Anthropic ha raddoppiato la potenza di Claude Code
Anthropic raddoppia i limiti di Claude Code e rimuove le penalità nelle ore di punta per gli sviluppatori.
L’accordo con SpaceX garantisce oltre 300 megawatt di potenza di calcolo dedicata a Claude
Immagina di essere uno sviluppatore che usa Claude Code ogni giorno. Fino a ieri, durante le ore di punta, il tuo assistente rallentava, si inceppava, ti lasciava a guardare una barra di caricamento. Come un treno bloccato su un binario morto. Bene: stando a l’annuncio ufficiale di Anthropic, pubblicato ieri 6 maggio, quei freni sono stati tolti. L’azienda ha raddoppiato i limiti di velocità di Claude Code per i piani Pro, Max, Team e Enterprise basati su postazione — e ha rimosso del tutto la riduzione dei limiti nelle ore di punta per gli account Pro e Max. Se prima nei momenti più trafficati il servizio si faceva cauto, adesso gira a piena velocità anche quando tutti gli altri sviluppatori del mondo sono online insieme a te.
Il raddoppio che cambia il ritmo
In pratica, queste due mosse hanno un effetto cumulativo: più richieste disponibili ogni cinque ore, e nessuna penalizzazione nei momenti in cui il server è più sotto pressione. Per chi usa Claude Code come strumento di lavoro quotidiano — e non come curiosità da provare ogni tanto — è una differenza che si sente subito. Meno attese, meno interruzioni, più flusso. Nel gergo degli sviluppatori si chiama “developer experience”, e migliorarla significa che il codice esce più in fretta, gli errori si correggono prima, e la frustrazione cala.
Ma c’è una domanda ovvia: come si sostiene un raddoppio del traffico senza che tutto crolli? La risposta è nella seconda notizia di ieri, ed è molto più grande di quanto sembri.
Potenza da un altro mondo
Ecco perché l’accordo con SpaceX entra in scena con tutto il suo peso. Anthropic ha firmato un’intesa con SpaceX per utilizzare tutta la capacità di calcolo del data center Colossus 1. Non una parte, non una quota: tutta. Tradotto in numeri concreti, questo significa accesso a oltre 300 megawatt di nuova capacità — più di 220.000 GPU NVIDIA — disponibile entro il mese. Per dare un’idea della scala: un megawatt basta a alimentare circa 800 abitazioni medie. Trecento megawatt è la potenza di una centrale elettrica di media dimensione, tutta dedicata a far girare Claude.
Pensala come se Anthropic avesse affittato un intero palazzo di uffici invece di condividere un coworking. Prima aveva a disposizione alcune scrivanie, adesso ha i piani. E questa capacità aggiuntiva, spiega l’azienda, andrà direttamente a beneficio degli abbonati a Claude Pro e Claude Max — meno code, meno rallentamenti, più risposte in tempo reale.
Ma l’ambizione va molto oltre il Colossus 1. Anthropic ha dichiarato di aver espresso interesse a collaborare con SpaceX per sviluppare più gigawatt di capacità di calcolo AI orbitale. Non terrestre: orbitale. Stiamo parlando di satelliti o strutture nello spazio che elaborano dati AI. È un’idea che appartiene ancora al futuro prossimo, non a domani mattina, ma il fatto che sia già in discussione racconta qualcosa sull’orizzonte temporale in cui Anthropic sta ragionando. Non mesi. Anni. Decenni, forse.

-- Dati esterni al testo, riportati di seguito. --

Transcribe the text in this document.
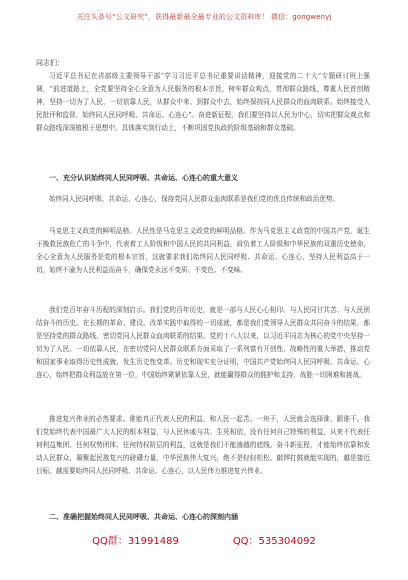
关注头条号“公文研究”，获得最新最全最专业的公文资料库！ 微信：gongwenyj
同志们：

习近平总书记在省部级主要领导干部“学习习近平总书记重要讲话精神，迎接党的二十大”专题研讨班上强调，“前进道路上，全党要坚持全心全意为人民服务的根本宗旨，树牢群众观点，贯彻群众路线，尊重人民首创精神，坚持一切为了人民、一切依靠人民，从群众中来、到群众中去，始终保持同人民群众的血肉联系。始终接受人民批评和监督，始终同人民同呼吸、共命运、心连心”。奋进新征程，我们要坚持以人民为中心，切实把群众观点和群众路线深深植根于思想中、具体落实到行动上，不断巩固党执政的阶级基础和群众基础。

一、充分认识始终同人民同呼吸、共命运、心连心的重大意义

始终同人民同呼吸、共命运、心连心，保持党同人民群众血肉联系是我们党的优良传统和政治优势。

马克思主义政党的鲜明品格。人民性是马克思主义政党的鲜明品格。作为马克思主义政党的中国共产党，诞生于挽救民族危亡的斗争中，代表着工人阶级和中国人民的共同利益，肩负着工人阶级和中华民族的双重历史使命，全心全意为人民服务是党的根本宗旨，这就要求我们始终同人民同呼吸、共命运、心连心，坚持人民利益高于一切，始终不渝为人民利益而奋斗，确保党永远不变质、不变色、不变味。

我们党百年奋斗历程的深刻启示。我们党的百年历史，就是一部与人民心心相印、与人民同甘共苦、与人民团结奋斗的历史。在长期的革命、建设、改革实践中取得的一切成就，都是我们党领导人民群众共同奋斗的结果，都是坚持党的群众路线，密切党同人民群众血肉联系的结果。党的十八大以来，以习近平同志为核心的党中央坚持一切为了人民、一切依靠人民，在密切党同人民群众联系方面采取了一系列富有开创性、战略性的重大举措，推动党和国家事业取得历史性成就、发生历史性变革。历史和现实充分证明，中国共产党始终同人民同呼吸、共命运、心连心，始终把群众利益放在第一位，中国始终紧紧依靠人民，就能赢得群众的拥护和支持，战胜一切困难和挑战。

推进复兴伟业的必然要求。谁能真正代表人民的利益，和人民一起苦、一块干，人民就会选择谁、跟谁干。我们党始终代表中国最广大人民的根本利益，与人民休戚与共、生死相依，没有任何自己特殊的利益，从来不代表任何利益集团、任何权势团体、任何特权阶层的利益，这就是我们不能逾越的底线。奋斗新征程，才能始终依靠和发动人民群众，凝聚起民族复兴的磅礴力量，中华民族伟大复兴，绝不是轻轻松松、敲锣打鼓就能实现的，越是接近目标，越需要始终同人民同呼吸、共命运、心连心，以人民伟力推进复兴伟业。

二、准确把握始终同人民同呼吸、共命运、心连心的深刻内涵
QQ群：31991489	QQ：535304092
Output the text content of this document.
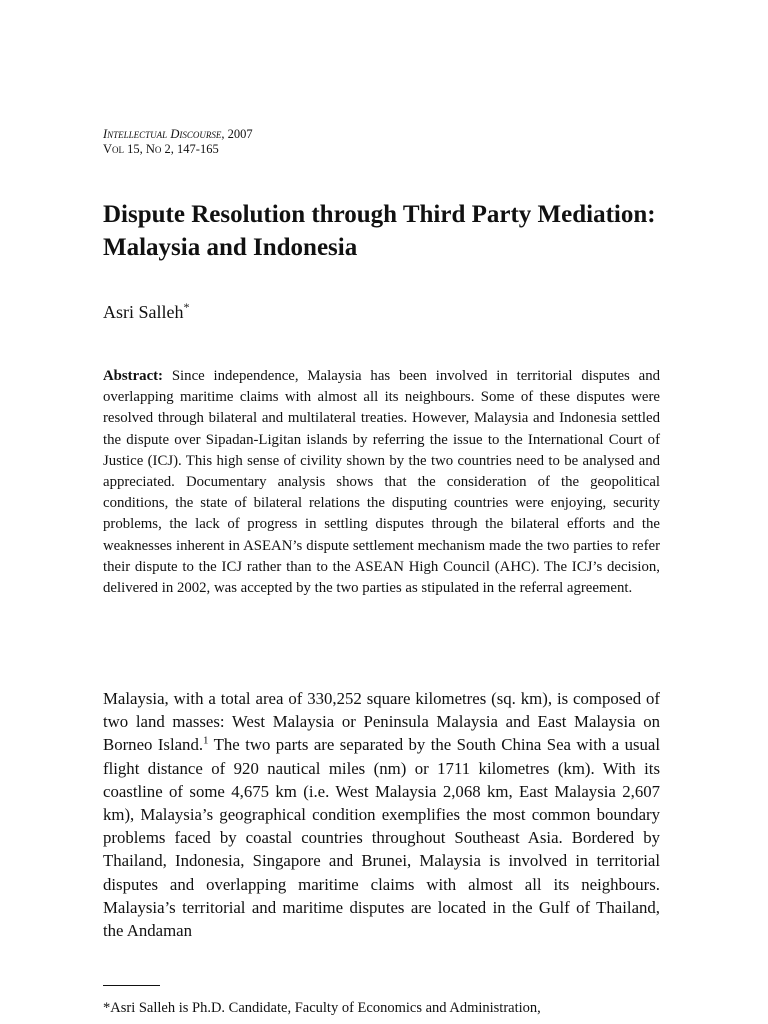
Intellectual Discourse, 2007
Vol 15, No 2, 147-165
Dispute Resolution through Third Party Mediation: Malaysia and Indonesia
Asri Salleh*

Abstract: Since independence, Malaysia has been involved in territorial disputes and overlapping maritime claims with almost all its neighbours. Some of these disputes were resolved through bilateral and multilateral treaties. However, Malaysia and Indonesia settled the dispute over Sipadan-Ligitan islands by referring the issue to the International Court of Justice (ICJ). This high sense of civility shown by the two countries need to be analysed and appreciated. Documentary analysis shows that the consideration of the geopolitical conditions, the state of bilateral relations the disputing countries were enjoying, security problems, the lack of progress in settling disputes through the bilateral efforts and the weaknesses inherent in ASEAN’s dispute settlement mechanism made the two parties to refer their dispute to the ICJ rather than to the ASEAN High Council (AHC). The ICJ’s decision, delivered in 2002, was accepted by the two parties as stipulated in the referral agreement.

Malaysia, with a total area of 330,252 square kilometres (sq. km), is composed of two land masses: West Malaysia or Peninsula Malaysia and East Malaysia on Borneo Island.$^1$ The two parts are separated by the South China Sea with a usual flight distance of 920 nautical miles (nm) or 1711 kilometres (km). With its coastline of some 4,675 km (i.e. West Malaysia 2,068 km, East Malaysia 2,607 km), Malaysia’s geographical condition exemplifies the most common boundary problems faced by coastal countries throughout Southeast Asia. Bordered by Thailand, Indonesia, Singapore and Brunei, Malaysia is involved in territorial disputes and overlapping maritime claims with almost all its neighbours. Malaysia’s territorial and maritime disputes are located in the Gulf of Thailand, the Andaman

*Asri Salleh is Ph.D. Candidate, Faculty of Economics and Administration,
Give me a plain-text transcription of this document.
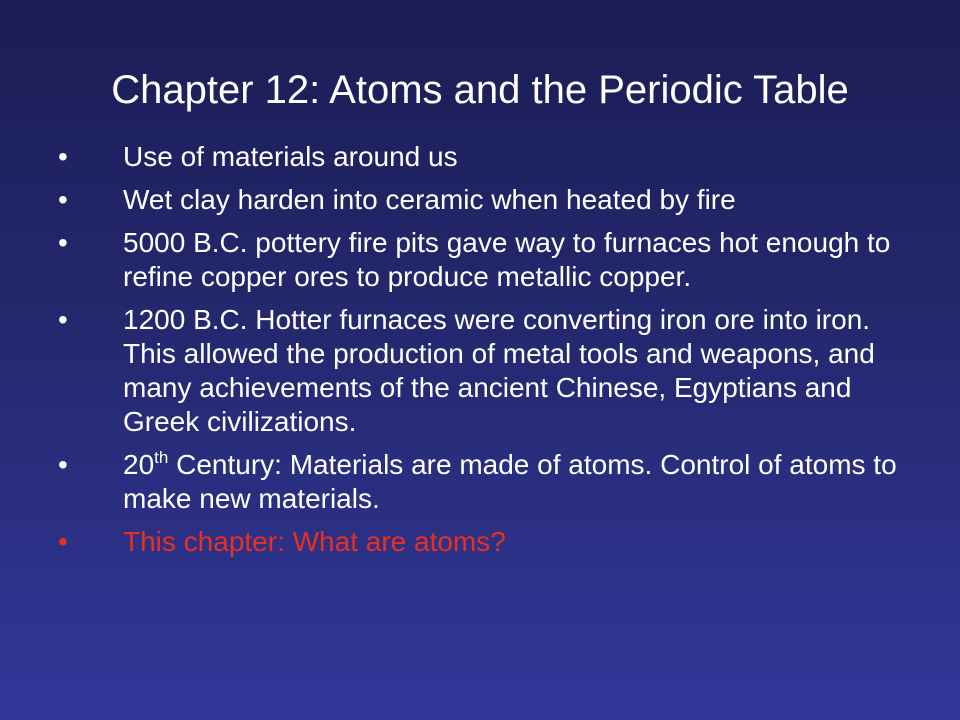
Chapter 12: Atoms and the Periodic Table
•	Use of materials around us
•	Wet clay harden into ceramic when heated by fire
•	5000 B.C. pottery fire pits gave way to furnaces hot enough to refine copper ores to produce metallic copper.
•	1200 B.C. Hotter furnaces were converting iron ore into iron. This allowed the production of metal tools and weapons, and many achievements of the ancient Chinese, Egyptians and Greek civilizations.
•	20th Century: Materials are made of atoms. Control of atoms to make new materials.
•	This chapter: What are atoms?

La vera battaglia è per i watt
La scorsa settimana, Google ha annunciato piani per investire fino a 40 miliardi di dollari in Anthropic — con un primo versamento di 10 miliardi di dollari alla valutazione di 380 miliardi. Dall’altra parte, Stargate — il consorzio guidato da OpenAI — ha quasi 7 gigawatt di capacità pianificata e oltre 400 miliardi di dollari di investimenti previsti nei prossimi tre anni. I numeri fanno girare la testa, ma il concetto è semplice: nell’AI, la potenza di calcolo è come il petrolio era nel Novecento. Chi la controlla, controlla il ritmo dell’innovazione.
Anthropic ha messo il turbo a Claude Code e si è assicurata un alleato spaziale. Il beneficio per gli sviluppatori è immediato e concreto: meno attese, più velocità, nessuna penalizzazione nelle ore di punta. Ma sotto la superficie, si sta giocando una partita molto più grande — quella per l’infrastruttura che definirà chi sarà in grado di tenere il passo nei prossimi anni. Con Stargate da un lato e Google dall’altro, la domanda non è se Anthropic riuscirà a costruire abbastanza potenza di calcolo. La domanda è se riuscirà a farlo abbastanza in fretta.